4- Bloqueie sites específicos e palavras-chave nos celulares e dispositivos que as crianças acessam. Estabeleça limites de tempo de tela de acordo com a idade de cada um.

5- Cuidado com a exposição das redes sociais. Os posts não podem compartilhar a intimidade dos adolescentes. Evite que as pessoas más-intencionadas desvendem os detalhes da rotina da sua família.

6- É essencial incentivar momentos fora das redes, desconectados, para que a realidade não seja confundida com a vida online. É preciso criar um espaço seguro para as crianças no ambiente online e combater a exploração e o abuso sexual infantil. Sem o devido monitoramento, a internet é um local de risco para crianças e adolescentes. Para combater esses crimes é preciso que pais, responsáveis, educadores e toda comunidade trabalhem juntos para proteger as crianças

Não seja um espectador silencioso

A Aliança Global WeProtect lançou em 2023 o Relatório de Avaliação Global de Ameaças (Global Threat Assessment 2023), que revelou um aumento de 87% nos casos relatados de material online indicando abuso sexual infantil desde 2019. Os resultados ressaltam a necessidade de uma ação conjunta e abrangente.

O abuso sexual infantil não se restringe apenas ao contato físico. Ele também pode incluir abuso sem contato, como exposição e pornografia infantil. Isabelle explica que ambos impactam negativamente a vida das vítimas. "As experiências podem ser traumáticas e devastadoras no mesmo nível", assegura a psicóloga.

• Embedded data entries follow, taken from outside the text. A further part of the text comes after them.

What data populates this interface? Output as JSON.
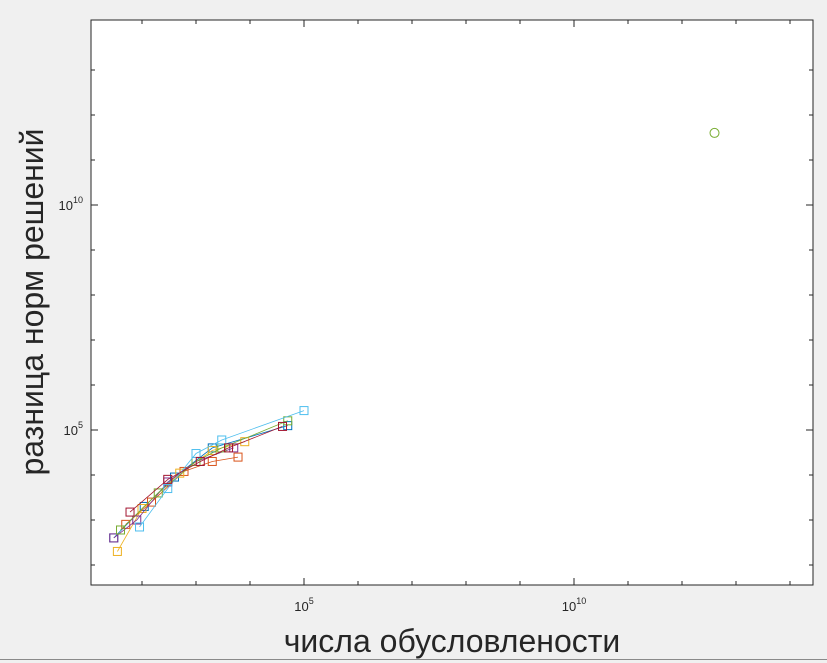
{
  "chart_data": {
    "type": "scatter",
    "xlabel": "числа обусловлености",
    "ylabel": "разница норм решений",
    "xscale": "log",
    "yscale": "log",
    "xlim": [
      10.0,
      100000000000000.0
    ],
    "ylim": [
      100.0,
      10000000000000.0
    ],
    "xticks": [
      {
        "base": "10",
        "exp": "5",
        "value": 100000.0
      },
      {
        "base": "10",
        "exp": "10",
        "value": 10000000000.0
      }
    ],
    "yticks": [
      {
        "base": "10",
        "exp": "5",
        "value": 100000.0
      },
      {
        "base": "10",
        "exp": "10",
        "value": 10000000000.0
      }
    ],
    "grid": false,
    "legend": "none",
    "series": [
      {
        "color": "#0072BD",
        "marker": "square",
        "points": [
          [
            30,
            400
          ],
          [
            110,
            2000
          ],
          [
            400,
            9000
          ],
          [
            2000,
            40000
          ],
          [
            50000,
            125000
          ]
        ]
      },
      {
        "color": "#D95319",
        "marker": "square",
        "points": [
          [
            50,
            800
          ],
          [
            150,
            2500
          ],
          [
            600,
            12000
          ],
          [
            2000,
            20000
          ],
          [
            6000,
            25000
          ]
        ]
      },
      {
        "color": "#EDB120",
        "marker": "square",
        "points": [
          [
            35,
            200
          ],
          [
            100,
            1800
          ],
          [
            500,
            11000
          ],
          [
            2000,
            35000
          ],
          [
            8000,
            55000
          ]
        ]
      },
      {
        "color": "#7E2F8E",
        "marker": "square",
        "points": [
          [
            30,
            400
          ],
          [
            80,
            1000
          ],
          [
            300,
            7000
          ],
          [
            1000,
            20000
          ],
          [
            5000,
            40000
          ]
        ]
      },
      {
        "color": "#77AC30",
        "marker": "square",
        "points": [
          [
            40,
            600
          ],
          [
            200,
            4000
          ],
          [
            1000,
            20000
          ],
          [
            3000,
            40000
          ],
          [
            50000,
            160000
          ]
        ]
      },
      {
        "color": "#4DBEEE",
        "marker": "square",
        "points": [
          [
            90,
            700
          ],
          [
            300,
            5000
          ],
          [
            1000,
            30000
          ],
          [
            3000,
            60000
          ],
          [
            100000,
            270000
          ]
        ]
      },
      {
        "color": "#A2142F",
        "marker": "square",
        "points": [
          [
            60,
            1500
          ],
          [
            300,
            8000
          ],
          [
            1200,
            20000
          ],
          [
            4000,
            40000
          ],
          [
            40000,
            120000
          ]
        ]
      },
      {
        "color": "#77AC30",
        "marker": "circle",
        "points": [
          [
            4000000000000.0,
            400000000000.0
          ]
        ]
      }
    ]
  }
}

Se você suspeita de abuso sexual infantil, denuncie imediatamente. Sua ação pode salvar vidas. A  SaferNet Brasil é uma organização social que  recebe denúncias anônimas de crimes e violações contra os Direitos Humanos na internet, incluindo pornografia infantil. Caso encontre imagens, vídeos, textos, músicas ou qualquer tipo de material online que seja atentatório aos Direitos Humanos, denuncie.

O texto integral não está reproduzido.